La inteligencia de las cosas dispersa al hombre en figuras comunes y así es como el único posible concepto intelectual del arte, las ideas estéticas, no pueden más que señalar la inagotable excedencia de la sensibilidad respecto al laboreo de la organización conceptual. El arte, como el conocimiento, se da en un único, irrepetible y puntual presente: “para ser justa, esto es, para encontrar su razón de ser, la crítica debe ser parcial, apasionada, política, es decir, formulada desde un punto de vista exclusivo, pero desde aquel que abra el más amplio de los horizontes”. [8]

La utilidad de la Crítica de Arte (¿para qué sirve?) se configura de este modo en una, por así decirlo, virtuosa ambigüedad: hija del divino terror, hija de la violencia de la aparición de la imagen, debe evitarle a su progenitor -el arte- la justa e inevitable condena al exilio de la ciudad. Y lo hará, precisamente, disponiendo el más amplio posible de los horizontes de provecho o pertinencia -o, si se quiere, de residencia- de la Belleza en relación con la ciudad -con la sociedad-.

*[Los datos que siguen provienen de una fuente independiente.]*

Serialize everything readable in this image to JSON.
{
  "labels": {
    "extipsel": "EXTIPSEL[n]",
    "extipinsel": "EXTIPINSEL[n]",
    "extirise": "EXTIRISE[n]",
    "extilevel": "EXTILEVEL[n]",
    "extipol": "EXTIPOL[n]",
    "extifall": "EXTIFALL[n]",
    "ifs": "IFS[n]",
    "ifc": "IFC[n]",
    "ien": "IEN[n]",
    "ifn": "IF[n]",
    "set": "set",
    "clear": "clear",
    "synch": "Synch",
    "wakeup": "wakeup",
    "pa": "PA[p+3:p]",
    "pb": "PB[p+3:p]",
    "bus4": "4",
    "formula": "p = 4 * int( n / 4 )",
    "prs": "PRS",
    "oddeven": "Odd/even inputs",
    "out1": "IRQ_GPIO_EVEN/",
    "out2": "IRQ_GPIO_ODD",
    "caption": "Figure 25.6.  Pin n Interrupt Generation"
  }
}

Este ejercicio de ambigua disposición, de defensa y pertinencia del terror, defensa y pertinencia de la violencia de la aparición de la imagen, la Crítica la cumple estableciendo una serie de criterios o garantías de la esteticidad del objeto artístico. Se trata de establecer la especificidad, y así la autonomía, de la obra de arte respecto a los demás objetos sensibles. Como si el arte fuese una especie de sapiencial mujer barbuda, la Crítica establece y verifica las condiciones necesarias para acceder a tan divertido espectáculo circense.

En este sentido, tradicionalmente, la Crítica no ha encontrado mayores dificultades para la deliberación de su ejercicio. Ha dado -y esta es por el momento su mayor virtud- con un criterio cierto de especificidad y autonomía para la obra de arte: su posibilidad de de- terminación a partir de la idea de lo sublime. En virtud de esta entrañable relación entre el arte y lo sublime, magnífico instrumento de legitimación en manos del crítico, ha sido posible establecer una serie de territorios de conformidad para el arte: el buen gusto, la positividad de la cultura, el carácter solemne y al mismo tiempo placentero de la experiencia estética.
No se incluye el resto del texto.